I just spent a couple of eventful days in Eindhoven, NL. Endless thankyouverymuch to my lucky star (in this case the MU art space) who brought me there as the Van Abbemuseum had just opened a fascinating and very timely exhibition dedicated to contemporary art and culture of the central and southern states of America. I’ll come back with more details on Heartland but here’s the appetizer:
Minoru Yamasaki, the architect of the WTC twin towers, authored another set of buildings that would end in gravel and dust in front of TV cameras, this time in St Louis, Missouri.
Designed in 1951, when the city was still segregated, the Pruitt-Igoe was a complex of 2,870 apartments. Originally, the city planned two partitions for the housing project: Pruitt for black residents, and Igoe for whites. But as segregation was ruled unconstitutional in the 1954, the project was opened as racially integrated that same year.

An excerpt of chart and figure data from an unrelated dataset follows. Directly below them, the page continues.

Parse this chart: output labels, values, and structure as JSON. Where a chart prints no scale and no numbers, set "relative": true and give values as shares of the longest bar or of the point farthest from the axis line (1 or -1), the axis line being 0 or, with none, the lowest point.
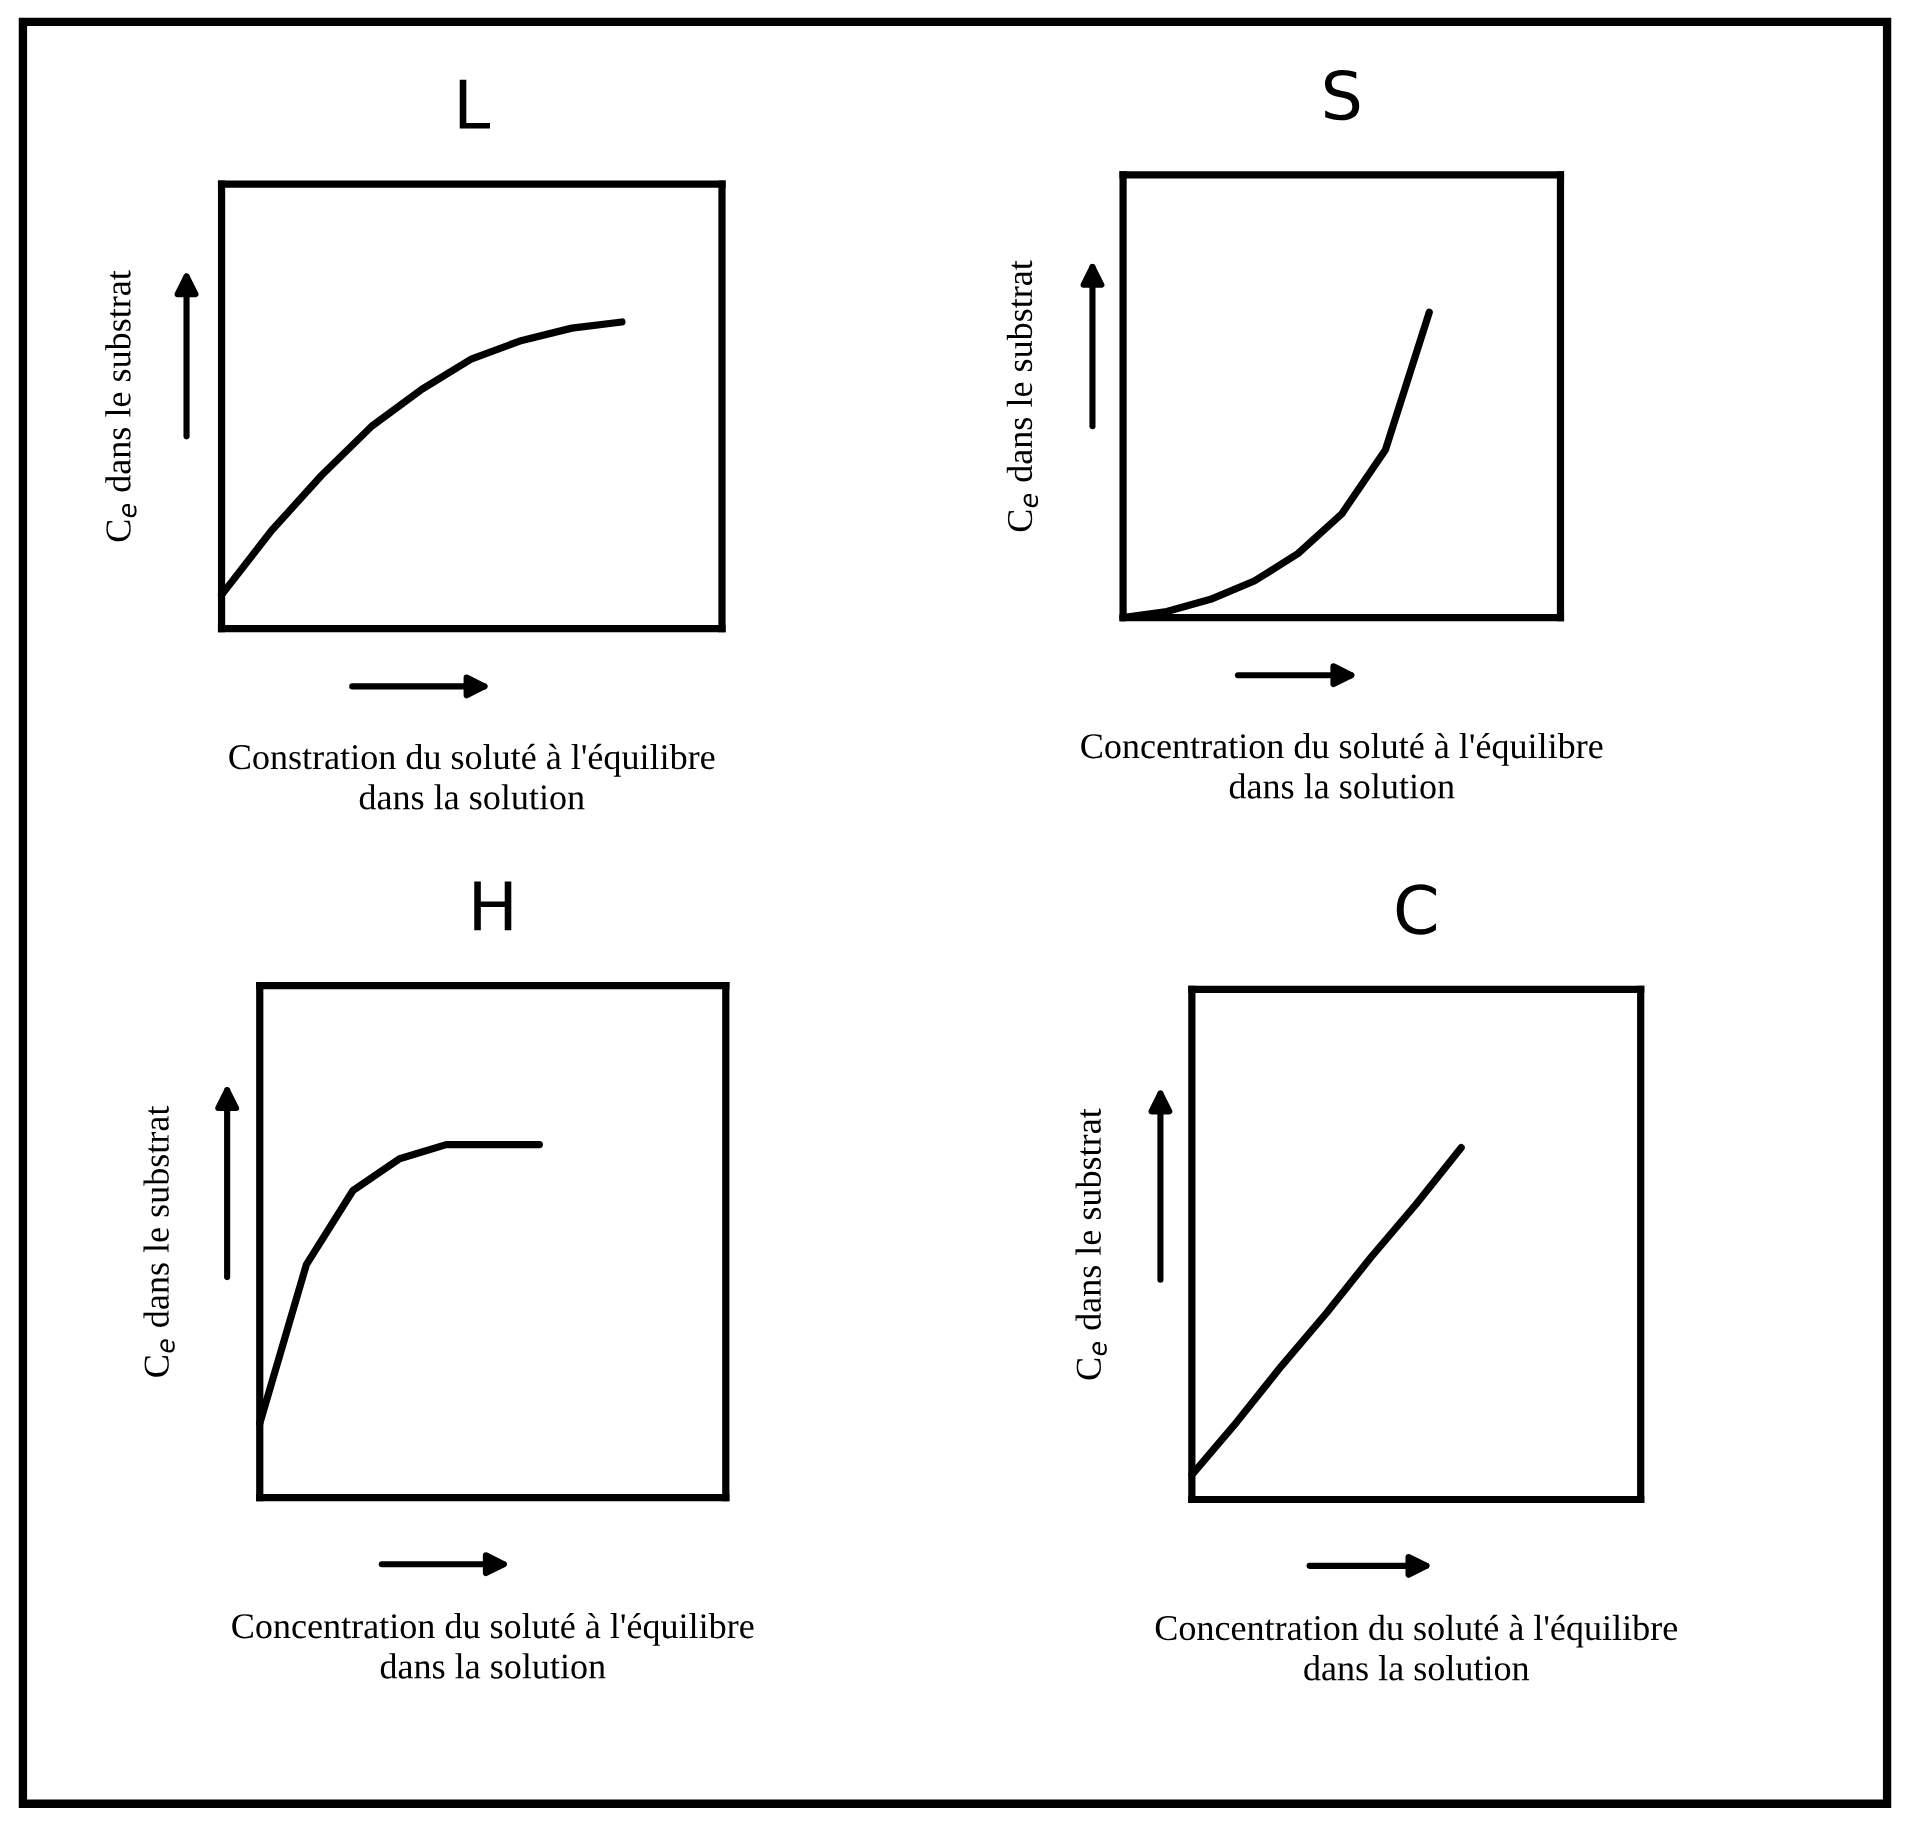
{
  "chart_data": [
    {
      "type": "line",
      "title": "L",
      "xlabel": "Constration du soluté à l'équilibre\ndans la solution",
      "ylabel": "C$_{e}$ dans le substrat",
      "relative": true,
      "categories": [
        null,
        null,
        null,
        null,
        null,
        null,
        null,
        null,
        null,
        null,
        null
      ],
      "series": [
        {
          "color": "#000000",
          "values": [
            0.11,
            0.32,
            0.5,
            0.66,
            0.78,
            0.88,
            0.94,
            0.98,
            1.0,
            null,
            null
          ]
        }
      ]
    },
    {
      "type": "line",
      "title": "S",
      "xlabel": "Concentration du soluté à l'équilibre\ndans la solution",
      "ylabel": "C$_{e}$ dans le substrat",
      "relative": true,
      "categories": [
        null,
        null,
        null,
        null,
        null,
        null,
        null,
        null,
        null,
        null,
        null
      ],
      "series": [
        {
          "color": "#000000",
          "values": [
            0.0,
            0.02,
            0.06,
            0.12,
            0.21,
            0.34,
            0.55,
            1.0,
            null,
            null,
            null
          ]
        }
      ]
    },
    {
      "type": "line",
      "title": "H",
      "xlabel": "Concentration du soluté à l'équilibre\ndans la solution",
      "ylabel": "C$_{e}$ dans le substrat",
      "relative": true,
      "categories": [
        null,
        null,
        null,
        null,
        null,
        null,
        null,
        null,
        null,
        null,
        null
      ],
      "series": [
        {
          "color": "#000000",
          "values": [
            0.21,
            0.66,
            0.87,
            0.96,
            1.0,
            1.0,
            1.0,
            null,
            null,
            null,
            null
          ]
        }
      ]
    },
    {
      "type": "line",
      "title": "C",
      "xlabel": "Concentration du soluté à l'équilibre\ndans la solution",
      "ylabel": "C$_{e}$ dans le substrat",
      "relative": true,
      "categories": [
        null,
        null,
        null,
        null,
        null,
        null,
        null,
        null,
        null,
        null,
        null
      ],
      "series": [
        {
          "color": "#000000",
          "values": [
            0.07,
            0.22,
            0.38,
            0.53,
            0.69,
            0.84,
            1.0,
            null,
            null,
            null,
            null
          ]
        }
      ]
    }
  ]
}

Within two years, most white residents had found the means to relocate elsewhere.
A building in the Pruitt-Igoe housing development collapses during its widely-televised demolition
Yamasaki’s initial designed incorporated Le Corbusier’s ‘3 essential joys of urbanism; sun, space and greenery’. Severe cuts in the budget forced the architect to compromise its original plan, leading eventually to the deterioration of the gym, playground and landscaping. The complex was vandalized and quickly fell into disrepair and disuse.
After several unsuccessful attempts to rehabilitate the area the St. Louis Housing Authority began demolition of the complex on March 16, 1972. It was regarded as a failure of architecture as a tool to solve complex social problems.
Ironically, the rubble was carted off to serve as landfill for luxury homes being built in the suburbs of Ladue, Missouri, the wealthiest and most expensive neighbourhood in the U.S. at the time.
Michael Rakowitz, Dull Roar, 2005
Reports of the time say that the public attending the demolition let out a dull roar as the buildings fell. Artist Michael Rakowitz, famous for the paraSITE plastic shelters, recreated the Pruitt-Igoe housing project in the form of a big inflatable building. He called it ‘Dull Roar’.
The inflatable structure is right at the center of a circular wooden ramp, and the public can walk up, gather around and watch the building deflating and then resurrecting, again and again. The spectacle evokes those images we all saw on TV a few years ago: on the screens the Twin Towers stood erected than fell, you’d switch channel and here they were again, up then down.
Michael Rakowitz, Dull Roar, 2005
Small drawings hanging around the inflatable evoke the local baseball team’s loss the night of the implosion, the sad death of architect Louis Kahn in a Penn Station bathroom and, once again, the collapse of Yamasaki’s World Trade Center.
The installation, featured in the the Heartland exhibition, is on view at the Van Abbemuseum in Eindhoven until January 25, 2009.